Gabriel Niculescu never thought he would be able to control his stutter. He had developed it at age four after being traumatized by a large earthquake and as he grew developed coping mechanisms to help mask his stutter from others. “My speaking with a stutter seems to have affected so many things in my life, from the activities I was involved in, to the career path I chose,” he says. “I had been thinking on and off for about 10 years to try to get some help to improve my fluency. Some things I read online made me kind of depressed that there wasn’t really much that could be done for adult stutterers.”
Niculescu’s experience is not unusual. Many adult stutterers are not aware there are treatment options available. While speech therapy is common for children its availability becomes lesser as people age. Also, stuttering is rarely adequately treated at any age.
“The majority of speech pathologists aren’t experts in stuttering,” says Michael Blomgren, Ph.D., Professor and Chair of the Department of Communication Sciences and Disorders at the University of Utah. “Some of them will never work with someone who stutters.”
Blomgren heads up an intensive two-week clinic aimed at helping adults who stutter. For the past 16 years, the clinic has taught people from all over the world how to improve their speech and accept their stutter. “About two years ago, I met a former clinician that had worked at the clinic,” says Niculescu. “She told me that if I could commit to going to the two-week intensive stuttering clinic and then commit to practicing about 30 minutes every day after that, she was confident I could achieve a high degree of fluency.”
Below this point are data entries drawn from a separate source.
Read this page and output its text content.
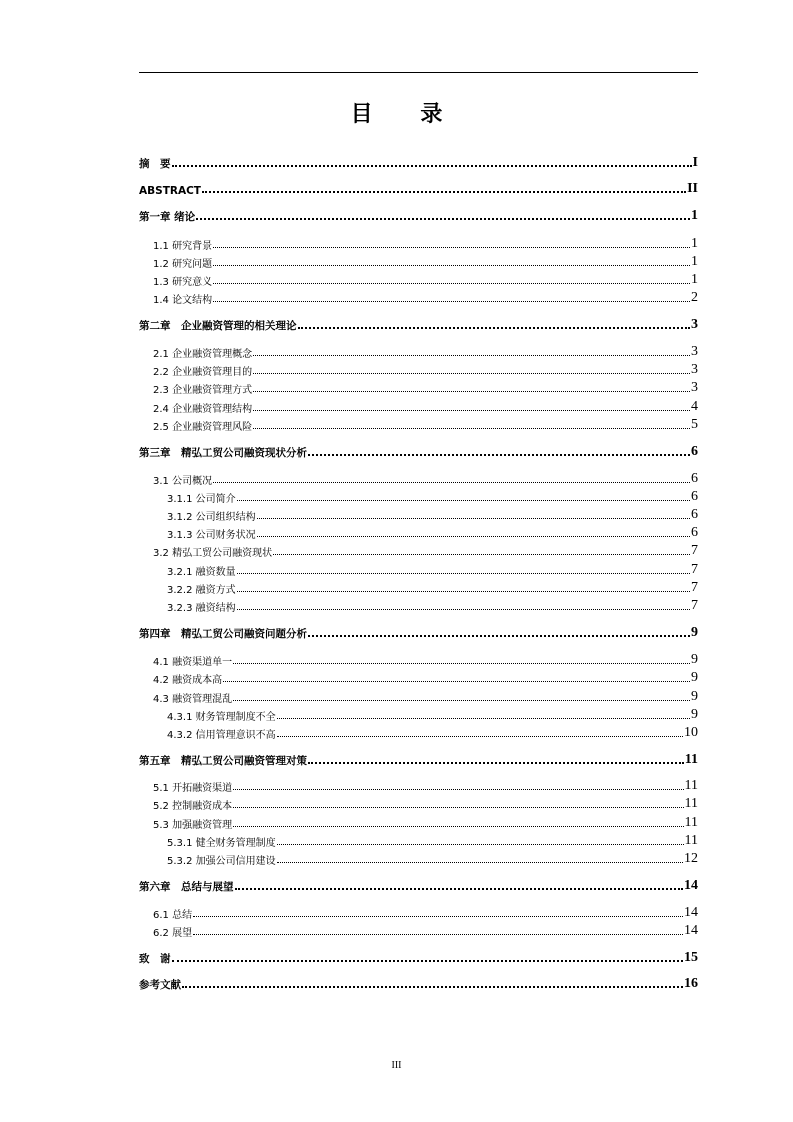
目 录
摘　要	I
ABSTRACT	II
第一章 绪论	1
1.1 研究背景	1
1.2 研究问题	1
1.3 研究意义	1
1.4 论文结构	2
第二章　企业融资管理的相关理论	3
2.1 企业融资管理概念	3
2.2 企业融资管理目的	3
2.3 企业融资管理方式	3
2.4 企业融资管理结构	4
2.5 企业融资管理风险	5
第三章　精弘工贸公司融资现状分析	6
3.1 公司概况	6
3.1.1 公司简介	6
3.1.2 公司组织结构	6
3.1.3 公司财务状况	6
3.2 精弘工贸公司融资现状	7
3.2.1 融资数量	7
3.2.2 融资方式	7
3.2.3 融资结构	7
第四章　精弘工贸公司融资问题分析	9
4.1 融资渠道单一	9
4.2 融资成本高	9
4.3 融资管理混乱	9
4.3.1 财务管理制度不全	9
4.3.2 信用管理意识不高	10
第五章　精弘工贸公司融资管理对策	11
5.1 开拓融资渠道	11
5.2 控制融资成本	11
5.3 加强融资管理	11
5.3.1 健全财务管理制度	11
5.3.2 加强公司信用建设	12
第六章　总结与展望	14
6.1 总结	14
6.2 展望	14
致　谢	15
参考文献	16
III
The clinic does not cure stuttering, but rather helps those who stutter improve their speech through a series of exercises. The primary technique taught is called prolonged speech. It involves having the stutterer slow down their speaking rate, examine each mechanism of speech, and slowly increase the speed as they improve speech fluency. “When people who stutter slow down their rate of speech they stutter less,” says Blomgren. “They are more able to control their speech. But it takes a lot of practice.”
Another important part of the clinic is helping stutterers accept their stutter as many of them try to hide it. Niculescu admits it is something he did in the past. “Over the years, I discovered that the more and the longer sentences I spoke, the more I seemed to stutter. So I became a master of one-liners,” he says. “My one-liners became a way for me to get across information that I needed to give and to also sprinkle in some humor that could diffuse possible tension that arose from me not being able to speak like most other people.”
Blomgren says the clinic teaches stutterers to “advertise” their stutters instead. This involves talking openly about stuttering with family, friends and co-workers and disclosing the stutter early in a conversation with a stranger. “We teach not to be scared of the stutter so you are not spending all that time trying to hide it,” he says.
Making that shift from hiding to advertising has been key for Niculescu in continuing his progress. “I see stuttering moments now as opportunities to test out my newfound skills and see them as opportunities to learn and get better at being more fluent,” he says. “I would say my stuttering has reduced by about 80 percent.”
Life changing results
The results of the stuttering clinic are life changing for most. Blomgren says many of those coming to the clinic are doing so for reasons related to their career, like Niculescu. “Although I initially picked a career in computers because I had hoped that I would never have to speak (and stutter) with a computer, over the years I learned that a good portion of my job entails communicating with actual people,” Niculescu says. “Whether on the phone with vendors, in conference room meetings, in training situations or just collaborating with my boss or coworkers, I had to talk more than I was comfortable doing. I saw my participation in the intensive stuttering clinic as an investment in myself, no different from other continuing education or self-improvement type activities that most of us have to do over the years to remain competitive in the job market.”
“The biggest benefit I have felt has been a huge increase in my self-confidence,” says Niculescu. “I feel so much more empowered knowing that it is within me to continue to practice and gain more control over a thing that seemingly used to control me.”